Back when Andrew Young was mayor of Atlanta, in a moment of exasperation with the white business community, he called them "a bunch of smart-ass white boys." First thing you know, every business executive's desk in Buckhead sported a coffee mug with the initials "S.A.W.B." Already people are selling T-shirts that promote Mayor Wonka and the Chocolate City.

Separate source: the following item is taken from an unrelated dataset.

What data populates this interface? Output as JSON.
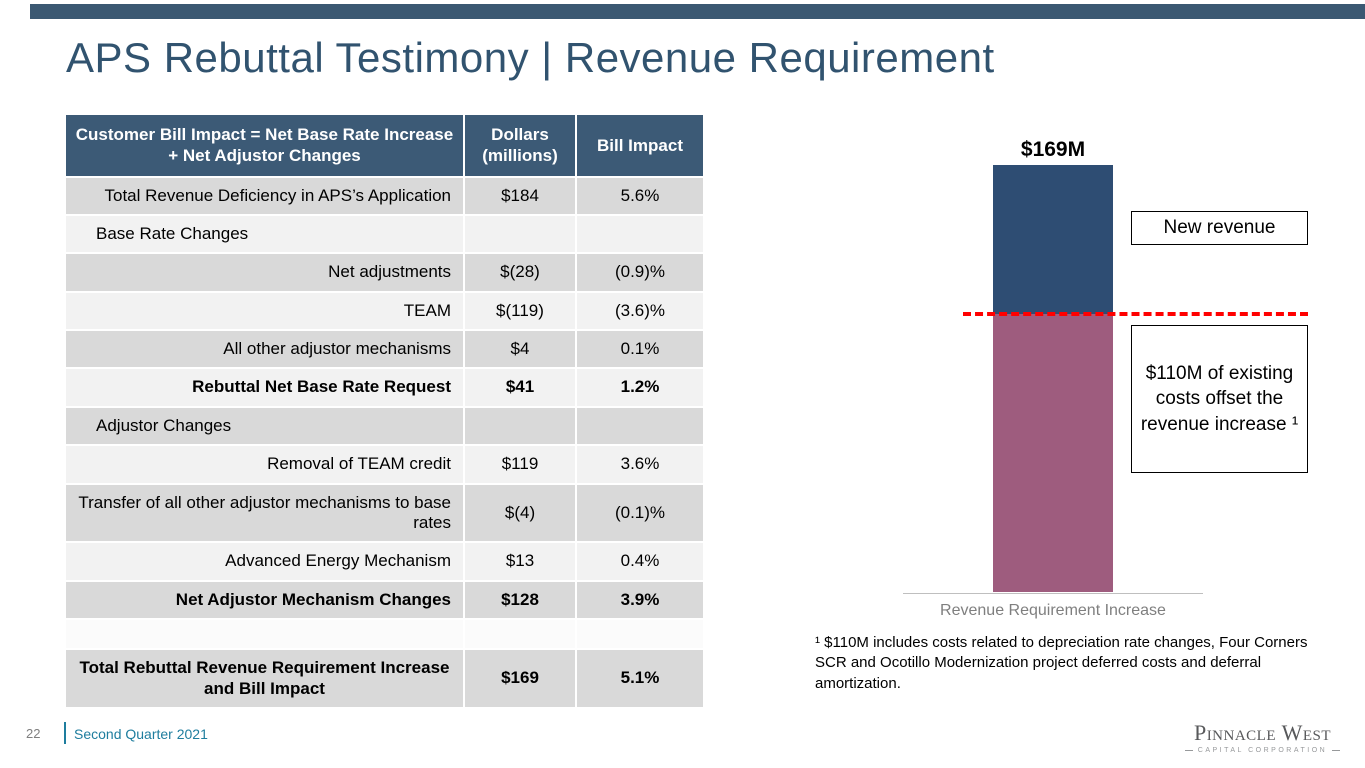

This morning, I tuned in the local PBS station (it's good to have them back on the air) and discovered they were having their big fund-raiser on the Sunday before Valentine's Day. Guess what? It's called the Fourth Annual Chocolate Sunday, a to-do at a swanky downtown hotel where people pay $$ to sample chocolates and support the station. I wonder if Chocolate City will help or embarrass them?
1 comment:
Thanks for inside thoughts from the Big Zebra. I had read that Nagin had a business background. Where does the notion that "God is punishing America" come from, given that his background is dollars and cents, not sin and redemption? It makes sense only if you think that poverty is an affront to God; I mean in the sense that the poor themselves have affronted God by not signing up for courses at the nearest DeVry Insititute.